W sieci ogromną popularnością cieszą się publikacje i filmy krążące wokół tematu: Co robią biedni ludzie, by uznano ich za bogatych? To oczywiście ogólne określenie, w którym mieści się szereg zachowań ludzi, którym daleko do milionerów, ale którzy chcą sprawiać wrażenie dobrze sytuowanych. Tym sposobem popełniają szereg błędów, dzięki którym jak na dłoni widać, że tylko pozują na bogatych. Jesteście ciekawi, o czym mowa? Dzisiaj porozmawiamy o ubraniach!
Luksusowe marki naciągające klasę średnią na pieniądze
Wyobrażacie sobie Elona Muska w koszulce z wielkim napisem Gucci na klacie? No właśnie. Dlaczego więc panowie, którzy chcą pokazać swój status, obwieszają się metkami od stóp do głów? Oczywiście panie robią tak samo. Torebka Louis Vuitton to obowiązek! Tymczasem przez obwieszanie się metkami ludzie pokazują tylko, że chcą wydawać się bogaci, ale zwykle nie są.
Najsmutniejszy jest fakt, że firmy odzieżowe doskonale wykorzystują tę ludzką słabość. Człowiek zbiera pieniądze kilka miesięcy na buty Tommy’ego Hilfigera, czy na torebkę Louis Vuitton. Tymczasem okazuje się, że są to rzeczy gorszej jakości, specjalnie projektowane dla klasy średniej. Torebki jednej z najbardziej luksusowych marek na świecie kosztują kilkadziesiąt tysięcy. Przy takiej kwocie cena 3000 zł wydaje się nieporozumieniem. Tymczasem to przemyślany zabieg. Luksusowe marki poszerzają w ten sposób grono swoich odbiorców.

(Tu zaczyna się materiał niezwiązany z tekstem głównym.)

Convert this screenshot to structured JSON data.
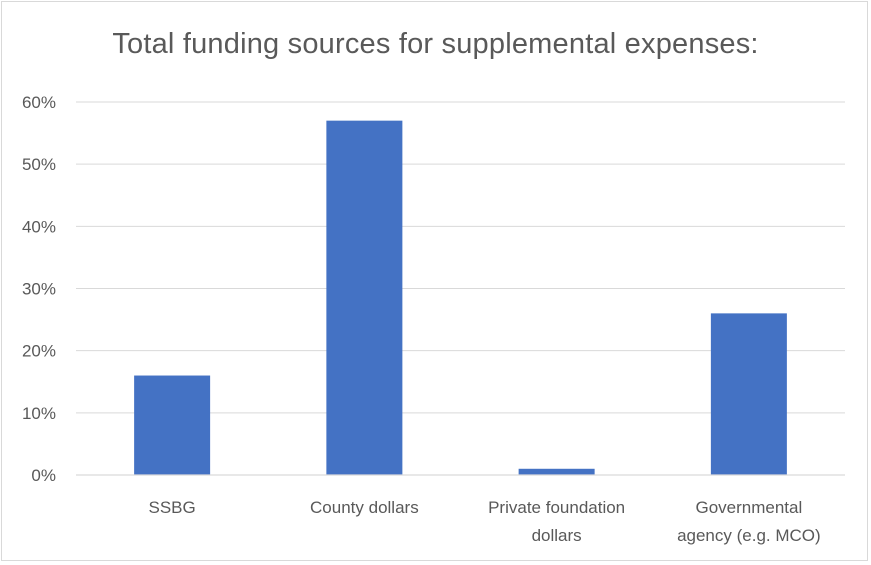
{
  "chart_data": {
    "type": "bar",
    "title": "Total funding sources for supplemental expenses:",
    "categories": [
      [
        "SSBG"
      ],
      [
        "County dollars"
      ],
      [
        "Private foundation",
        "dollars"
      ],
      [
        "Governmental",
        "agency (e.g. MCO)"
      ]
    ],
    "values": [
      16,
      57,
      1,
      26
    ],
    "ylim": [
      0,
      60
    ],
    "yticks": [
      0,
      10,
      20,
      30,
      40,
      50,
      60
    ],
    "ytick_labels": [
      "0%",
      "10%",
      "20%",
      "30%",
      "40%",
      "50%",
      "60%"
    ],
    "xlabel": "",
    "ylabel": "",
    "grid": true,
    "legend": "none",
    "bar_color": "#4472c4",
    "grid_color": "#d9d9d9",
    "text_color": "#595959"
  }
}
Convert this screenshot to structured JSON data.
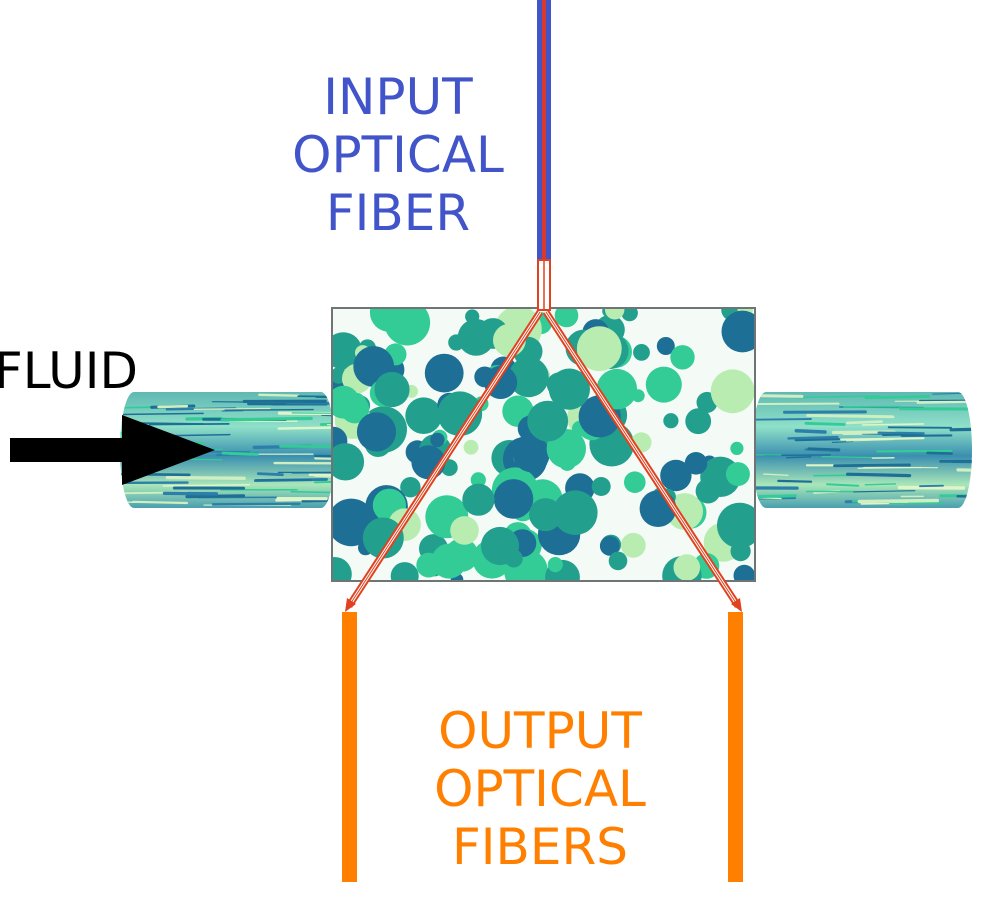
{
  "labels": {
    "input": [
      "INPUT",
      "OPTICAL",
      "FIBER"
    ],
    "output": [
      "OUTPUT",
      "OPTICAL",
      "FIBERS"
    ],
    "fluid": "FLUID"
  },
  "colors": {
    "input_fiber": "#4154c9",
    "input_fiber_core": "#d83a2a",
    "output_fiber": "#ff8000",
    "light_path": "#e0411f",
    "arrow": "#000000",
    "particle_dark": "#1e6f95",
    "particle_mid": "#23a08d",
    "particle_light": "#33cc96",
    "particle_pale": "#b8ecb0",
    "pipe_base": "#7fd0c0"
  },
  "icons": {
    "arrow": "right-arrow-icon"
  }
}
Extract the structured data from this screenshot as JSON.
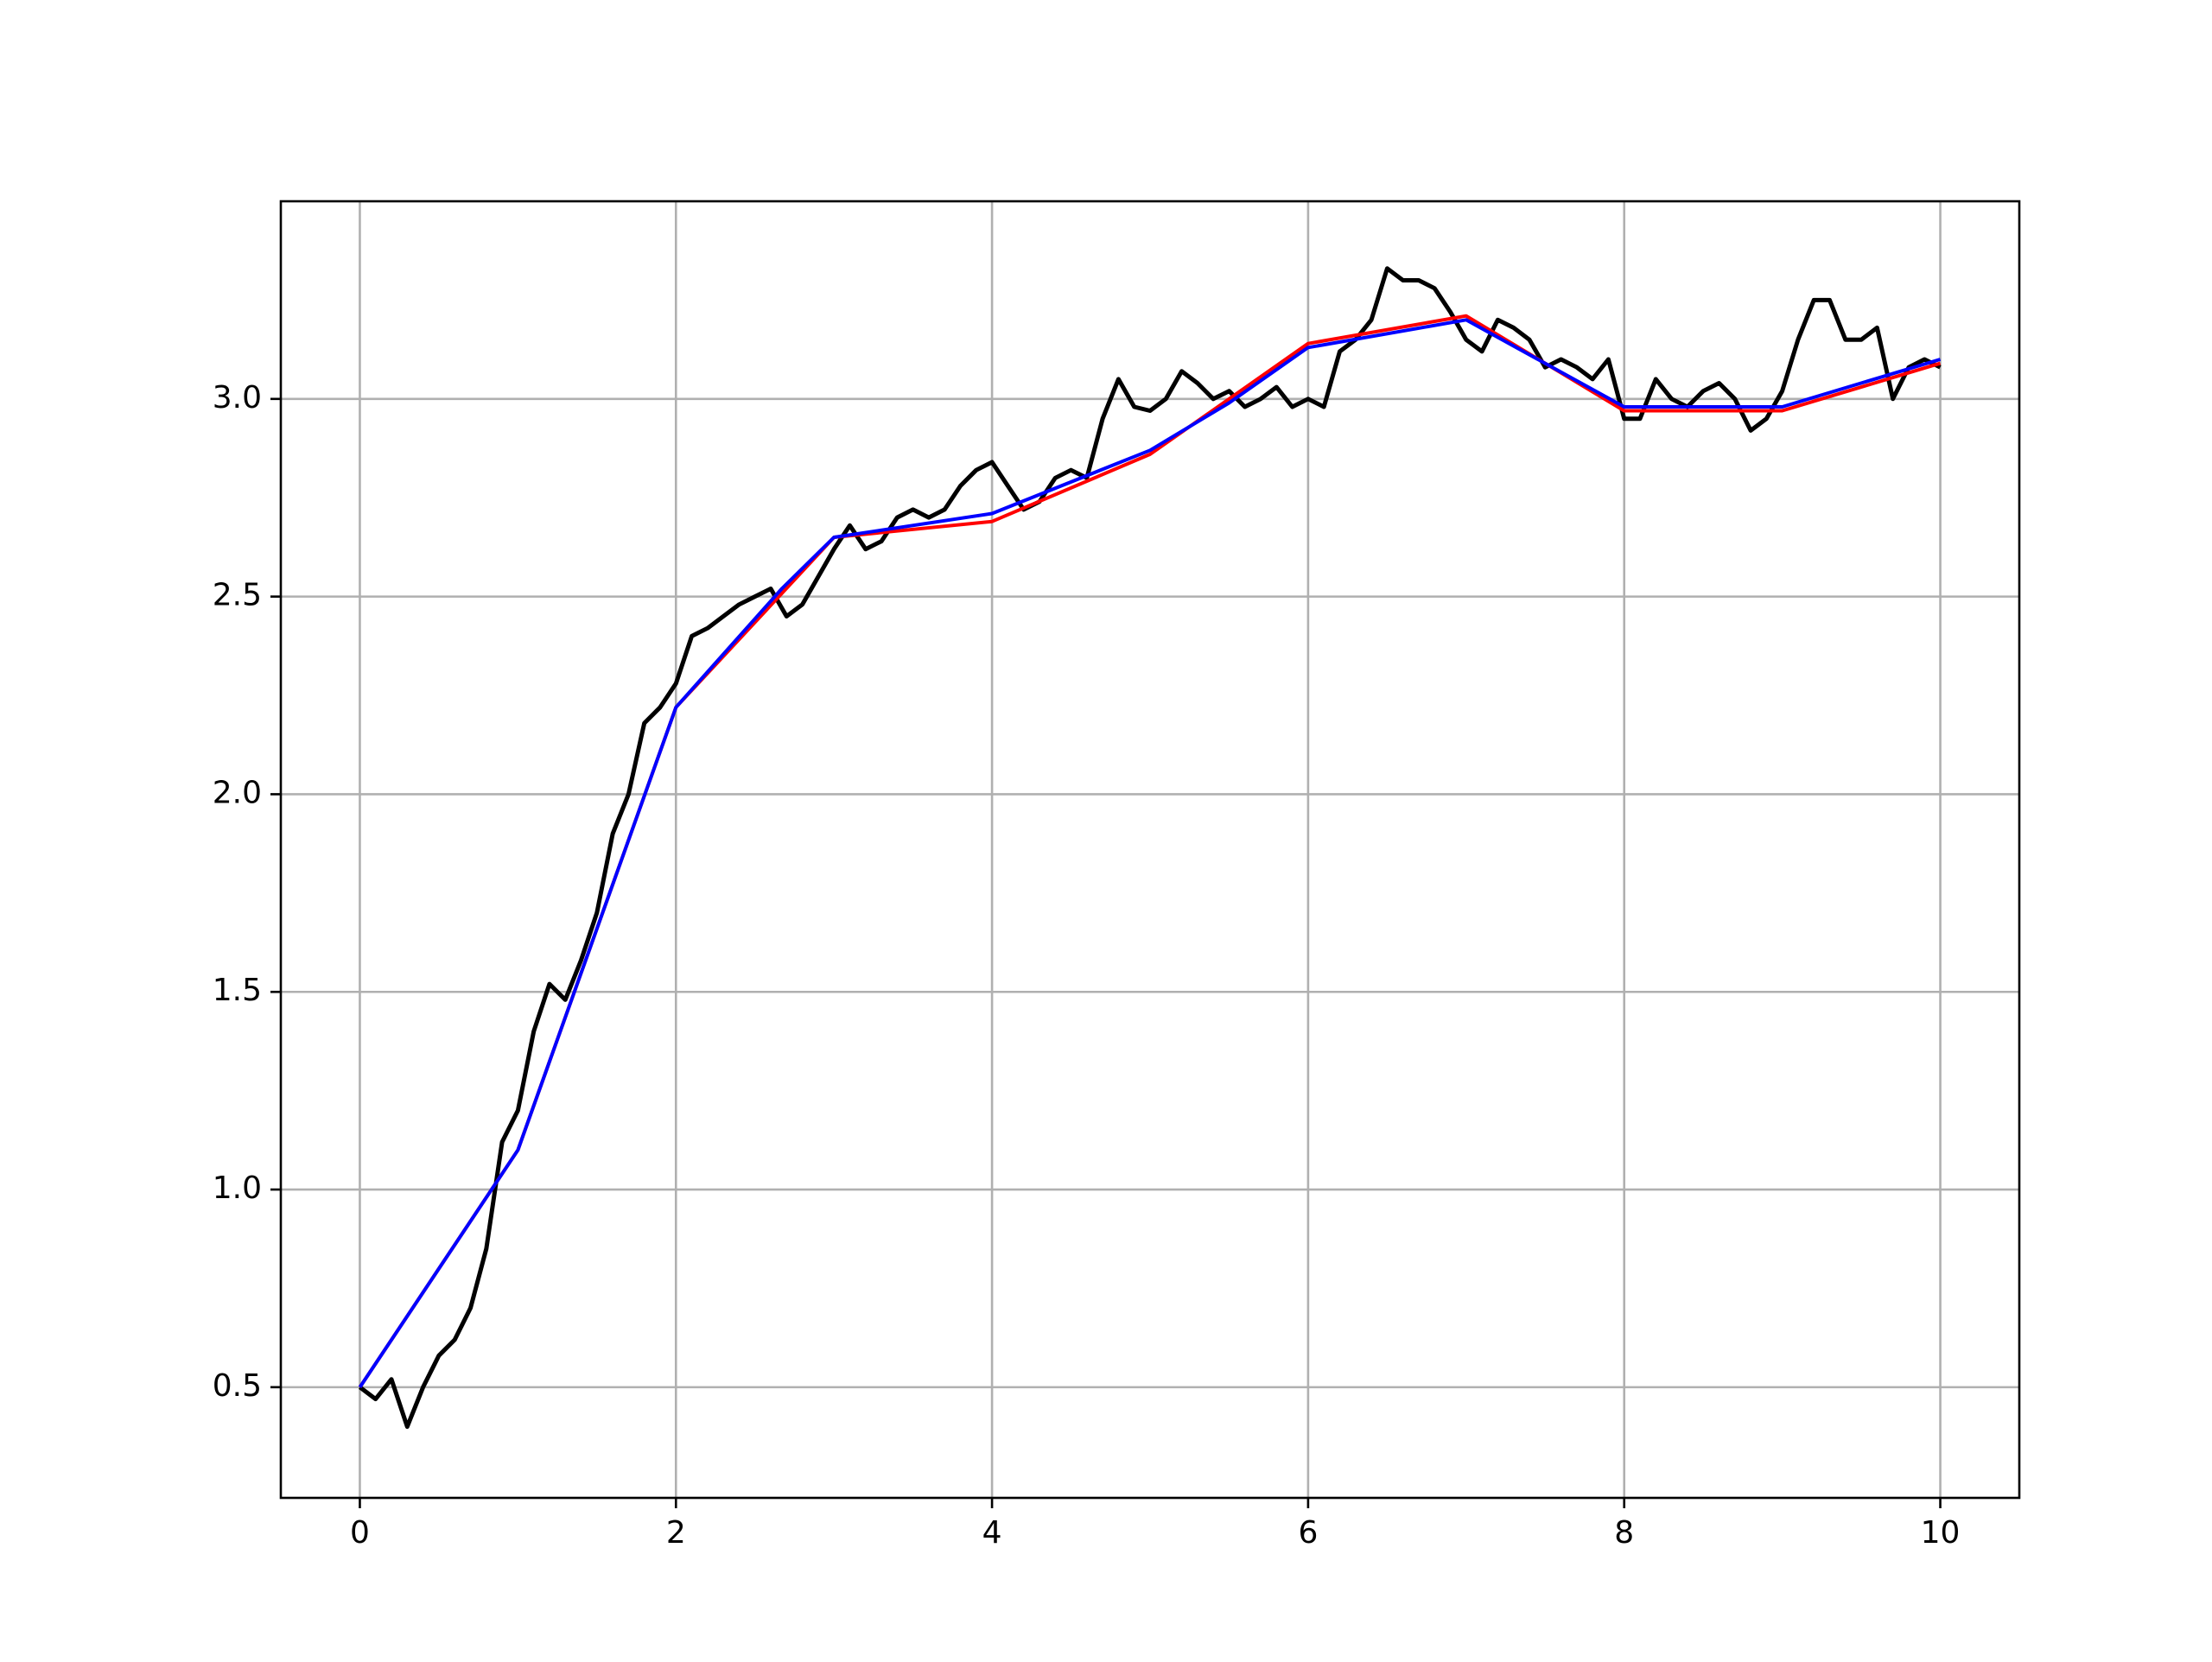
{
  "chart_data": {
    "type": "line",
    "xlim": [
      -0.5,
      10.5
    ],
    "ylim": [
      0.22,
      3.5
    ],
    "xticks": [
      0,
      2,
      4,
      6,
      8,
      10
    ],
    "yticks": [
      0.5,
      {
        "value": 1.0,
        "label": "1.0"
      },
      1.5,
      {
        "value": 2.0,
        "label": "2.0"
      },
      2.5,
      {
        "value": 3.0,
        "label": "3.0"
      }
    ],
    "grid": true,
    "series": [
      {
        "color": "#000000",
        "x": [
          0,
          0.1,
          0.2,
          0.3,
          0.4,
          0.5,
          0.6,
          0.7,
          0.8,
          0.9,
          1.0,
          1.1,
          1.2,
          1.3,
          1.4,
          1.5,
          1.6,
          1.7,
          1.8,
          1.9,
          2.0,
          2.1,
          2.2,
          2.3,
          2.4,
          2.5,
          2.6,
          2.7,
          2.8,
          2.9,
          3.0,
          3.1,
          3.2,
          3.3,
          3.4,
          3.5,
          3.6,
          3.7,
          3.8,
          3.9,
          4.0,
          4.1,
          4.2,
          4.3,
          4.4,
          4.5,
          4.6,
          4.7,
          4.8,
          4.9,
          5.0,
          5.1,
          5.2,
          5.3,
          5.4,
          5.5,
          5.6,
          5.7,
          5.8,
          5.9,
          6.0,
          6.1,
          6.2,
          6.3,
          6.4,
          6.5,
          6.6,
          6.7,
          6.8,
          6.9,
          7.0,
          7.1,
          7.2,
          7.3,
          7.4,
          7.5,
          7.6,
          7.7,
          7.8,
          7.9,
          8.0,
          8.1,
          8.2,
          8.3,
          8.4,
          8.5,
          8.6,
          8.7,
          8.8,
          8.9,
          9.0,
          9.1,
          9.2,
          9.3,
          9.4,
          9.5,
          9.6,
          9.7,
          9.8,
          9.9,
          10.0
        ],
        "values": [
          0.5,
          0.47,
          0.52,
          0.4,
          0.5,
          0.58,
          0.62,
          0.7,
          0.85,
          1.12,
          1.2,
          1.4,
          1.52,
          1.48,
          1.58,
          1.7,
          1.9,
          2.0,
          2.18,
          2.22,
          2.28,
          2.4,
          2.42,
          2.45,
          2.48,
          2.5,
          2.52,
          2.45,
          2.48,
          2.55,
          2.62,
          2.68,
          2.62,
          2.64,
          2.7,
          2.72,
          2.7,
          2.72,
          2.78,
          2.82,
          2.84,
          2.78,
          2.72,
          2.74,
          2.8,
          2.82,
          2.8,
          2.95,
          3.05,
          2.98,
          2.97,
          3.0,
          3.07,
          3.04,
          3.0,
          3.02,
          2.98,
          3.0,
          3.03,
          2.98,
          3.0,
          2.98,
          3.12,
          3.15,
          3.2,
          3.33,
          3.3,
          3.3,
          3.28,
          3.22,
          3.15,
          3.12,
          3.2,
          3.18,
          3.15,
          3.08,
          3.1,
          3.08,
          3.05,
          3.1,
          2.95,
          2.95,
          3.05,
          3.0,
          2.98,
          3.02,
          3.04,
          3.0,
          2.92,
          2.95,
          3.02,
          3.15,
          3.25,
          3.25,
          3.15,
          3.15,
          3.18,
          3.0,
          3.08,
          3.1,
          3.08
        ]
      },
      {
        "color": "#ff0000",
        "x": [
          0,
          1,
          2,
          3,
          4,
          5,
          6,
          7,
          8,
          9,
          10
        ],
        "values": [
          0.5,
          1.1,
          2.22,
          2.65,
          2.69,
          2.86,
          3.14,
          3.21,
          2.97,
          2.97,
          3.09
        ]
      },
      {
        "color": "#0000ff",
        "x": [
          0,
          1,
          2,
          2.67,
          3,
          4,
          5,
          5.5,
          6,
          7,
          8,
          9,
          10
        ],
        "values": [
          0.5,
          1.1,
          2.22,
          2.52,
          2.65,
          2.71,
          2.87,
          2.99,
          3.13,
          3.2,
          2.98,
          2.98,
          3.1
        ]
      }
    ]
  }
}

Ludzie naprawdę bogaci stawiają na wygodę i nie muszą niczego udowadniać
W publikacjach, które oglądaliśmy, powtarzało się stwierdzenie, że bogaci ludzie stawiają na wygodę i bezpieczeństwo. Ich samochody nie będą zatem najbardziej okazałe, ale z pewnością najwygodniejsze i super bezpieczne. Podobnie jest z ubraniami. Po co milionerce krzykliwy sweterek z poliestru znanej marki, jak może kupić sobie kaszmirowy sweter producenta, którego nie spotkamy w żadnym centrum handlowym.
Jaki stąd wniosek dla nas? Nie warto tracić swojego czasu i pieniędzy na to, by coś udowadniać obcym ludziom.